By the way, if you would like to familiarize yourself with basic bash commands, you could check out this online tutorial.

Using HTCondor on phymbie computers

On the phymbie installation of HTCondor, dororo is the Central Manager (which matches submitted jobs to execute machines) and the only Submit machine (where users log in to submit and check on their jobs).

Submitting jobs

Say you normally run your code as ./run_this myarg, which you would run from the directory where run_this is located and/or where you want run_this to read from and/or return data file(s). You can submit your job to the HTCondor queue from that same directory (while logged into the Submit machine, dororo) as follows:

condor_submit run.sub

where run.sub is the name of your job description file which could look something like:

# An example submission universe = vanilla getenv = True executable = run_this transfer_input_files = mylocalmodule.py request_cpus = 8 output = out.$(process) error = err.$(process) log = log.run_this # a first job arguments = myargA queue 1 # a second job arguments = myargB queue 1

This actually submits 2 runs (creates 2 HTCondor $(process) IDs) as 1 job (creates one $(cluster) ID), and it is equivalent to manually running

ssh machine1; cd working_dir ./run_this myargA > out.0 2> err.0 & ssh machine2; cd working_dir ./run_this myargB > out.1 2> err.1 &

except that now HTCondor will decide what computers will be used to run your 2 processes and will report on the status of both in the file log.run_this. Argument are the same for both processes queued unless they are overwritten, e.g. arguments appears again after the first job is queued but before the second one is, but executable appears only once so remains the same for both jobs queued. Because output and error use the $(process) variable, this will be replaced by the run's $(process) ID so even though these are specified only once, they expand to a different value for the 2 runs queued.

universe = vanilla is the default for phymbie's HTCondor installation, but it's good practice to always specify it in your script.
getenv = True ensures that your environment variables (like PYTHONPATH) is used/set for the job(s).
transfer_input_files is a good way to list any files that your code will expect to need, e.g. a local (not globally installed) python module that run_this imports via import mylocalmodule.
request_cpus is used to specify how many CPUs each of your runs will use-ish.
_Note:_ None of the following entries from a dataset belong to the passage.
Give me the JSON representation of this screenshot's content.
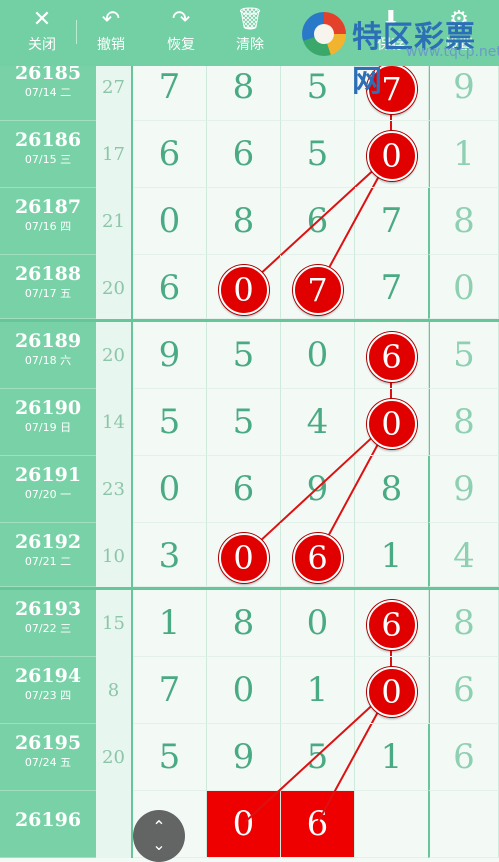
{
  "toolbar": {
    "close": {
      "icon": "close-icon",
      "label": "关闭"
    },
    "undo": {
      "icon": "undo-icon",
      "label": "撤销"
    },
    "redo": {
      "icon": "redo-icon",
      "label": "恢复"
    },
    "clear": {
      "icon": "trash-icon",
      "label": "清除"
    },
    "save": {
      "icon": "save-icon",
      "label": "保存"
    },
    "settings": {
      "icon": "settings-icon",
      "label": "设置"
    }
  },
  "watermark": {
    "name": "特区彩票网",
    "site": "www.tqcp.net"
  },
  "rows": [
    {
      "period": "26185",
      "date": "07/14 二",
      "sum": "27",
      "digits": [
        "7",
        "8",
        "5",
        "7",
        "9"
      ],
      "hit": 3
    },
    {
      "period": "26186",
      "date": "07/15 三",
      "sum": "17",
      "digits": [
        "6",
        "6",
        "5",
        "0",
        "1"
      ],
      "hit": 3
    },
    {
      "period": "26187",
      "date": "07/16 四",
      "sum": "21",
      "digits": [
        "0",
        "8",
        "6",
        "7",
        "8"
      ],
      "hit": -1
    },
    {
      "period": "26188",
      "date": "07/17 五",
      "sum": "20",
      "digits": [
        "6",
        "0",
        "7",
        "7",
        "0"
      ],
      "hit": [
        1,
        2
      ]
    },
    {
      "period": "26189",
      "date": "07/18 六",
      "sum": "20",
      "digits": [
        "9",
        "5",
        "0",
        "6",
        "5"
      ],
      "hit": 3
    },
    {
      "period": "26190",
      "date": "07/19 日",
      "sum": "14",
      "digits": [
        "5",
        "5",
        "4",
        "0",
        "8"
      ],
      "hit": 3
    },
    {
      "period": "26191",
      "date": "07/20 一",
      "sum": "23",
      "digits": [
        "0",
        "6",
        "9",
        "8",
        "9"
      ],
      "hit": -1
    },
    {
      "period": "26192",
      "date": "07/21 二",
      "sum": "10",
      "digits": [
        "3",
        "0",
        "6",
        "1",
        "4"
      ],
      "hit": [
        1,
        2
      ]
    },
    {
      "period": "26193",
      "date": "07/22 三",
      "sum": "15",
      "digits": [
        "1",
        "8",
        "0",
        "6",
        "8"
      ],
      "hit": 3
    },
    {
      "period": "26194",
      "date": "07/23 四",
      "sum": "8",
      "digits": [
        "7",
        "0",
        "1",
        "0",
        "6"
      ],
      "hit": 3
    },
    {
      "period": "26195",
      "date": "07/24 五",
      "sum": "20",
      "digits": [
        "5",
        "9",
        "5",
        "1",
        "6"
      ],
      "hit": -1
    },
    {
      "period": "26196",
      "date": "",
      "sum": "",
      "digits": [
        "",
        "0",
        "6",
        "",
        ""
      ],
      "hit": "box"
    }
  ],
  "float_button": {
    "icon": "expand-icon"
  }
}
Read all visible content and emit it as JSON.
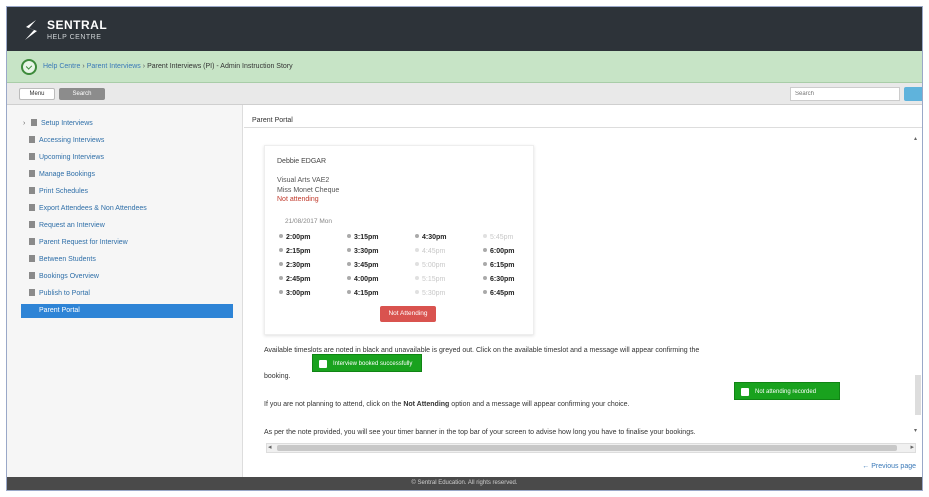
{
  "app": {
    "brand_name": "SENTRAL",
    "brand_sub": "HELP CENTRE"
  },
  "breadcrumb": {
    "links": [
      "Help Centre",
      "Parent Interviews"
    ],
    "current": "Parent Interviews (PI) - Admin Instruction Story"
  },
  "toolbar": {
    "menu_tab": "Menu",
    "search_tab": "Search",
    "search_placeholder": "Search"
  },
  "sidebar": {
    "items": [
      {
        "label": "Setup Interviews",
        "expandable": true
      },
      {
        "label": "Accessing Interviews"
      },
      {
        "label": "Upcoming Interviews"
      },
      {
        "label": "Manage Bookings"
      },
      {
        "label": "Print Schedules"
      },
      {
        "label": "Export Attendees & Non Attendees"
      },
      {
        "label": "Request an Interview"
      },
      {
        "label": "Parent Request for Interview"
      },
      {
        "label": "Between Students"
      },
      {
        "label": "Bookings Overview"
      },
      {
        "label": "Publish to Portal"
      },
      {
        "label": "Parent Portal",
        "active": true
      }
    ]
  },
  "content": {
    "title": "Parent Portal",
    "student": "Debbie EDGAR",
    "teacher_line1": "Visual Arts VAE2",
    "teacher_line2": "Miss Monet Cheque",
    "status": "Not attending",
    "date": "21/08/2017 Mon",
    "slots": [
      {
        "time": "2:00pm",
        "available": true
      },
      {
        "time": "2:15pm",
        "available": true
      },
      {
        "time": "2:30pm",
        "available": true
      },
      {
        "time": "2:45pm",
        "available": true
      },
      {
        "time": "3:00pm",
        "available": true
      },
      {
        "time": "3:15pm",
        "available": true
      },
      {
        "time": "3:30pm",
        "available": true
      },
      {
        "time": "3:45pm",
        "available": true
      },
      {
        "time": "4:00pm",
        "available": true
      },
      {
        "time": "4:15pm",
        "available": true
      },
      {
        "time": "4:30pm",
        "available": true
      },
      {
        "time": "4:45pm",
        "available": false
      },
      {
        "time": "5:00pm",
        "available": false
      },
      {
        "time": "5:15pm",
        "available": false
      },
      {
        "time": "5:30pm",
        "available": false
      },
      {
        "time": "5:45pm",
        "available": false
      },
      {
        "time": "6:00pm",
        "available": true
      },
      {
        "time": "6:15pm",
        "available": true
      },
      {
        "time": "6:30pm",
        "available": true
      },
      {
        "time": "6:45pm",
        "available": true
      }
    ],
    "not_attending_button": "Not Attending",
    "para1": "Available timeslots are noted in black and unavailable is greyed out. Click on the available timeslot and a message will appear confirming the",
    "para1_cont": "booking.",
    "toast_booked": "Interview booked successfully",
    "para2_pre": "If you are not planning to attend, click on the",
    "para2_bold": "Not Attending",
    "para2_post": "option and a message will appear confirming your choice.",
    "toast_not_attending": "Not attending recorded",
    "para3": "As per the note provided, you will see your timer banner in the top bar of your screen to advise how long you have to finalise your bookings.",
    "previous_page": "← Previous page"
  },
  "footer": {
    "text": "© Sentral Education. All rights reserved."
  }
}
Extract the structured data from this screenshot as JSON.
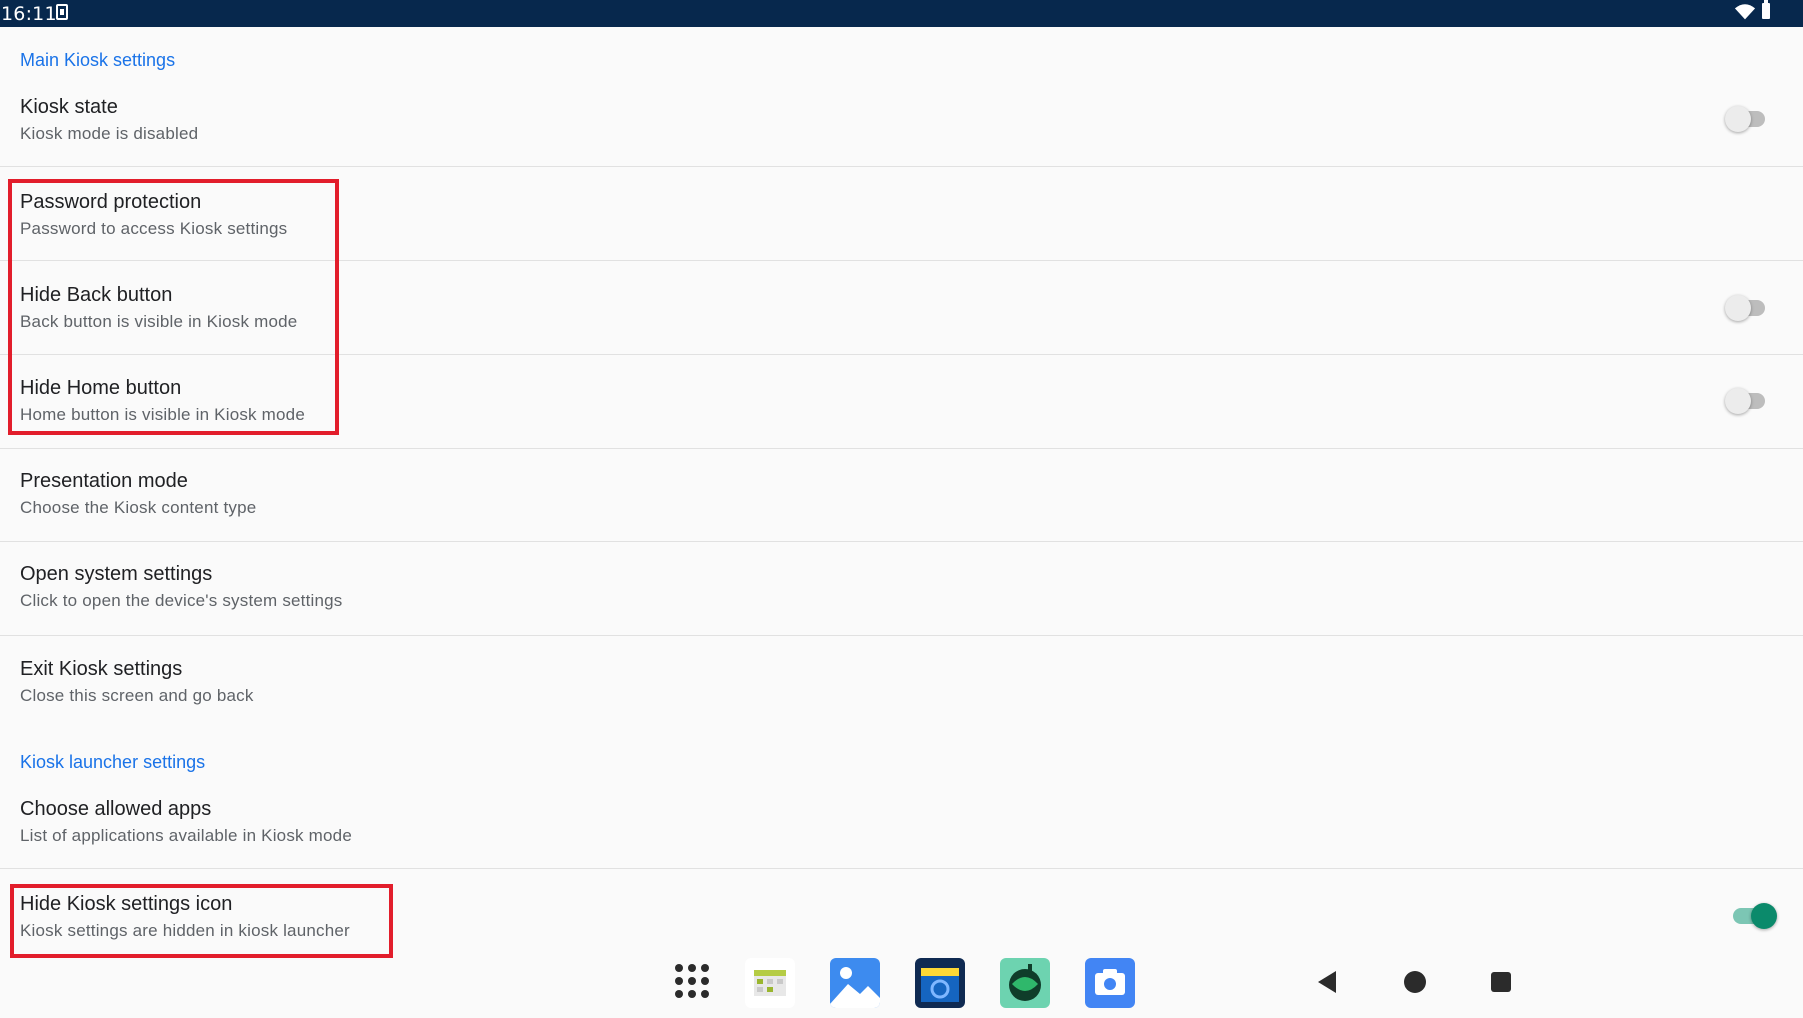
{
  "status_bar": {
    "time": "16:11"
  },
  "sections": {
    "main_header": "Main Kiosk settings",
    "launcher_header": "Kiosk launcher settings"
  },
  "prefs": {
    "kiosk_state": {
      "title": "Kiosk state",
      "summary": "Kiosk mode is disabled",
      "switch_on": false
    },
    "password": {
      "title": "Password protection",
      "summary": "Password to access Kiosk settings"
    },
    "hide_back": {
      "title": "Hide Back button",
      "summary": "Back button is visible in Kiosk mode",
      "switch_on": false
    },
    "hide_home": {
      "title": "Hide Home button",
      "summary": "Home button is visible in Kiosk mode",
      "switch_on": false
    },
    "presentation": {
      "title": "Presentation mode",
      "summary": "Choose the Kiosk content type"
    },
    "system_settings": {
      "title": "Open system settings",
      "summary": "Click to open the device's system settings"
    },
    "exit": {
      "title": "Exit Kiosk settings",
      "summary": "Close this screen and go back"
    },
    "allowed_apps": {
      "title": "Choose allowed apps",
      "summary": "List of applications available in Kiosk mode"
    },
    "hide_icon": {
      "title": "Hide Kiosk settings icon",
      "summary": "Kiosk settings are hidden in kiosk launcher",
      "switch_on": true
    }
  },
  "taskbar": {
    "apps": [
      "app-drawer-icon",
      "calendar-app-icon",
      "gallery-app-icon",
      "kiosk-camera-app-icon",
      "green-app-icon",
      "camera-app-icon"
    ],
    "nav": [
      "back-icon",
      "home-icon",
      "recents-icon"
    ]
  },
  "colors": {
    "status_bar": "#07284d",
    "accent": "#1a73e8",
    "highlight": "#e21d2b",
    "switch_on": "#0b8a6b"
  }
}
If left unspecified, the request is for one CPU for each run. Most of our computers have 4 cores, 8 threads, so HTCondor consider these machines to have 8 slots (hereafter called CPUs) to which it can assign jobs. If a run requests 8 CPUs, it will only run if/when an 8-CPU machine becomes fully available (all slots free); and once that run launches, no other run can run on that machine, even if your run doesn't use all CPUs in the end.

HTCondor does not check that your run uses only or all of the CPUs it requested. If you submit a request for 8 CPUs, but your run spawns 12 threads, the run will still launch when an 8-slot machine becomes available and will still spawn 12 threads/processes. Generally, for our types of code, it's best to spawn more threads (i.e. pools or processes) than the computer has.

Generally, you should also under-request the actual # of CPUs you need, e.g. if your code uses 4 threads most of the time, but sometimes needs 8 threads, you should request just 4, i.e. it's better to over-work the CPUs than to leave them unused.

Checking on your jobs

In addition to the output, error, and log files, you can check the status of your job with the following commands while logged in on dororo:

condor_q -nobatch condor_q -analyze condor_userprio condor_ssh_to_job 30.1

You can type these and see what you get. In condor_ssh_to_job, replace 30.1 with your job ID number. This command ssh's you into the computer that is running your job. You can find with the condor_q -nobatch command.